İyi, faydalı işler ve hizmetlerde ferâsetli davranıp, fırsatları hemen değerlendirmek; bu konuda acele etmek, yüce dînimizin; «Acele ediniz!» diye tavsiye ettiği noktalardan birisidir.

Ebû Hüreyre -radıyallâhu anh-’ten rivâyet edilen bir hadîs-i şerifte, Rasûlullah -sallâllâhu aleyhi ve sellem- şöyle buyurmuştur:

“Yararlı işler görmekte acele ediniz. Zira yakın bir gelecekte karanlık geceler gibi birtakım fitneler ortalığı kaplayacaktır. O zaman insan, mü’min olarak sabahlar, kâfir olarak geceler, mü’min olarak geceler, kâfir olarak sabahlar. Dîni küçük bir dünyalığa satar.” (Müslim, Îmân, 196)

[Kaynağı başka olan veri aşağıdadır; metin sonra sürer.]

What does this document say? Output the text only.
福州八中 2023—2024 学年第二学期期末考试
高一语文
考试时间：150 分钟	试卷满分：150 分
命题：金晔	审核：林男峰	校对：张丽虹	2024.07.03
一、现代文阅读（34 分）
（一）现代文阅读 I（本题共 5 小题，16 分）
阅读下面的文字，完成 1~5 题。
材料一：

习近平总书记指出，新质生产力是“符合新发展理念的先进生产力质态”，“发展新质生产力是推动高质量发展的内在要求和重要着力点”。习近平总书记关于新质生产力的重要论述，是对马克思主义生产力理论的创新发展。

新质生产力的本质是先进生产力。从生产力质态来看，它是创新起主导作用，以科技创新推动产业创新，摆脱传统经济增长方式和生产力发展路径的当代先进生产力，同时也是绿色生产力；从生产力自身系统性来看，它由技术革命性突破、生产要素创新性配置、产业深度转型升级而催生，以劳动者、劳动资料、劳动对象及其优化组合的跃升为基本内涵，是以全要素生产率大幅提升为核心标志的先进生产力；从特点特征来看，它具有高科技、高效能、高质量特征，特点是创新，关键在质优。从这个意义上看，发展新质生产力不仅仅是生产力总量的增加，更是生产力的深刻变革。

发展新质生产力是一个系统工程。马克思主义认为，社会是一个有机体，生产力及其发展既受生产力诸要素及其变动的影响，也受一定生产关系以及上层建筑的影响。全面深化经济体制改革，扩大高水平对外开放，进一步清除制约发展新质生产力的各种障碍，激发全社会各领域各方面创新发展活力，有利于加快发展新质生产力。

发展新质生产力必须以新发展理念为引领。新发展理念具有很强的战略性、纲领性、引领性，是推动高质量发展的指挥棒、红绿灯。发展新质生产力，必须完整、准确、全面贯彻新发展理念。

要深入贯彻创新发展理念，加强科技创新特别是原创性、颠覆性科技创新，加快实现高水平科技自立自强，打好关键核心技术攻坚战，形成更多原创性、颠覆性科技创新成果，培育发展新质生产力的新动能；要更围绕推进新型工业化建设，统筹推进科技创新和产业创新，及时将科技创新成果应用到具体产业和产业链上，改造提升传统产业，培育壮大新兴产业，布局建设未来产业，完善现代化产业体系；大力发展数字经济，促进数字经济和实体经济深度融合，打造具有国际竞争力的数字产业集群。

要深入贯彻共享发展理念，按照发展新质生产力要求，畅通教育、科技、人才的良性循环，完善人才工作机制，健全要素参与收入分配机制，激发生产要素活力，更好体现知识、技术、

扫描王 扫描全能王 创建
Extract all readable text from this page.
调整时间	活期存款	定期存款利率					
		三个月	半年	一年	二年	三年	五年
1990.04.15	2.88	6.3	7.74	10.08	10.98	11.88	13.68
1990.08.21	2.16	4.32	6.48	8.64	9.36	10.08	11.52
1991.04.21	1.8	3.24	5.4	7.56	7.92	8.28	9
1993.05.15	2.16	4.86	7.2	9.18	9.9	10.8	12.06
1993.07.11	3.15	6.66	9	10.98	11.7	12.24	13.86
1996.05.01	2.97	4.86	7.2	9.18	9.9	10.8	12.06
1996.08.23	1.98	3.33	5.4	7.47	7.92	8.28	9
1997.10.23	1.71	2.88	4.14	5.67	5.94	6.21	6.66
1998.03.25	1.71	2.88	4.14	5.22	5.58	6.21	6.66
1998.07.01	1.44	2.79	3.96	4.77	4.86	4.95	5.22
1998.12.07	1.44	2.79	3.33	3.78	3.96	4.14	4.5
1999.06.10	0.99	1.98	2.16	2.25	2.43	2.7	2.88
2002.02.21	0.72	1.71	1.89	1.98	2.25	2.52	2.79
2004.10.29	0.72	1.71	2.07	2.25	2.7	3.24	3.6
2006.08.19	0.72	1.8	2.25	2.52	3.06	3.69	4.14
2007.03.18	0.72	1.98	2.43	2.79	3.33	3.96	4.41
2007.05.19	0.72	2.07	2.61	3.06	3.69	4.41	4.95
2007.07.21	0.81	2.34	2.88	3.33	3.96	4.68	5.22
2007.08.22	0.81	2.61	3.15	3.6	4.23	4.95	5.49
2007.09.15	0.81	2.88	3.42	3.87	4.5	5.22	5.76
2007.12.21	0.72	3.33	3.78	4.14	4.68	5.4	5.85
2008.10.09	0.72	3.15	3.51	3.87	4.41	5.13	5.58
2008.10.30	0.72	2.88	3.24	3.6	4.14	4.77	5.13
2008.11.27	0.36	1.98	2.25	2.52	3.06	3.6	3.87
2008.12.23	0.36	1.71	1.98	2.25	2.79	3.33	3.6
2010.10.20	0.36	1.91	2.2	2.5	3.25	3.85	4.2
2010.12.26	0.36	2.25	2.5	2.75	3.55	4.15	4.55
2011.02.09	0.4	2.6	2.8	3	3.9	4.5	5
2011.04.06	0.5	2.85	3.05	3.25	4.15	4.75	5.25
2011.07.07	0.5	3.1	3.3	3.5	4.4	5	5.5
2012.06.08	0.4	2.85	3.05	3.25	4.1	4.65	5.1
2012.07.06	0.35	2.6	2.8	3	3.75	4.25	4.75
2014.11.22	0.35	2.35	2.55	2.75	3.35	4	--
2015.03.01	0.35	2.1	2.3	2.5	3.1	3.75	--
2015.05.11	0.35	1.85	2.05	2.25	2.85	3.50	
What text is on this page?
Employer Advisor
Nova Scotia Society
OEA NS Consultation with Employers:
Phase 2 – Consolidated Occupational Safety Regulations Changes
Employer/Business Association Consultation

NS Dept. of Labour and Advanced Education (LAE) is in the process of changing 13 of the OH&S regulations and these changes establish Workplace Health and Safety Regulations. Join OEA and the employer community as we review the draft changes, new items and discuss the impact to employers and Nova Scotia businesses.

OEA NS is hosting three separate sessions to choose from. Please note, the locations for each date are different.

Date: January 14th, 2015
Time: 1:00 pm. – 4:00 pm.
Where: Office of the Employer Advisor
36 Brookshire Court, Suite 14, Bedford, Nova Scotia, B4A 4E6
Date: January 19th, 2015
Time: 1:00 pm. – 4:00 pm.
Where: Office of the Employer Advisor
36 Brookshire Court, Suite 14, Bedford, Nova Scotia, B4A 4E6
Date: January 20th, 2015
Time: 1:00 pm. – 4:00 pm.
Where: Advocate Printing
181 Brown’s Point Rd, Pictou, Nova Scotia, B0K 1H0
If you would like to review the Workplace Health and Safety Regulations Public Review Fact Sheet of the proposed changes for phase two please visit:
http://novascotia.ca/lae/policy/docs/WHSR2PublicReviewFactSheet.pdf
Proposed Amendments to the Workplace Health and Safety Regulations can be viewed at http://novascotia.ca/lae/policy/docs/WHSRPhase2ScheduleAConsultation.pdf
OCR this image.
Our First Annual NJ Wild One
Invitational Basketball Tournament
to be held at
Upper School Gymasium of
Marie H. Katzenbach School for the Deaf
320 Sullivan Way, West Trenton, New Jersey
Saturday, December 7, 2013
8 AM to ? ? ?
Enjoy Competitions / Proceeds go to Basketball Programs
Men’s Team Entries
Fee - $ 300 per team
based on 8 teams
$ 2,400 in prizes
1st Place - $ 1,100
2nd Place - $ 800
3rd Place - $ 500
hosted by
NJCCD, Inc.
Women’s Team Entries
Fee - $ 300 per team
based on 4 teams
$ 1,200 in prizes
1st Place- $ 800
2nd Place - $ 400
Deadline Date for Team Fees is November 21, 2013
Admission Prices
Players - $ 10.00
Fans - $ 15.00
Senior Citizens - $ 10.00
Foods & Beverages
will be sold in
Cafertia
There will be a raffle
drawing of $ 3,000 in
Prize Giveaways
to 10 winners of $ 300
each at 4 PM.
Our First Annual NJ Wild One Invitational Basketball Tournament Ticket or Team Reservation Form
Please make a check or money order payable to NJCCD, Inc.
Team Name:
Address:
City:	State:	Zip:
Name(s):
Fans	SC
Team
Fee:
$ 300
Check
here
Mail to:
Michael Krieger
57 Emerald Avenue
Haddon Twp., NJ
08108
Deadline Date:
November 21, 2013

Hayırlı ve iyi işleri yapmayı nefsimiz ve şeytan istemez. Bu, onlara çok ağır gelir. Onun için de bu tür işlerin tehir edilmesini isterler. Oysa gelecek günlerin neler getireceği hiç belli olmaz.

Hayır ve iyilik yolunda harcayacağımız her bir gram enerjinin karşılığının olacağını yüce Rabbimiz Kur’ân-ı Kerim’de şöyle belirtmektedir:

“Kim zerre kadar hayır işlerse onun karşılığını görür.” (ez-Zilzâl, 7)

Yaşanmış bir hâdise olması sebebiyle tarihte kudretli bir şahsiyet olan Evrengzib Şah’ın ölümünden sekiz gün önce oğlu Âzam Şah’a yazdığı çok ibretli bir mektubu sizlerle paylaşmak isterim:

“Oğlum! Afiyette dâim ol! Sağlıcakla kal! Kalbim senin sevginle ve senin iyiliğin için çarpıyor. İhtiyarlık geldi, bedenimden gücümü aldı götürdü. Gözlerim şimdi görmüyor.

Cennet inancı, insanlara dünyadan ellerini çekme zamanında bir iç rahatlığı veriyor. Ne mutlu bu iç rahatlığı içinde ve cennet ümidi ile gözlerini kapayanlara!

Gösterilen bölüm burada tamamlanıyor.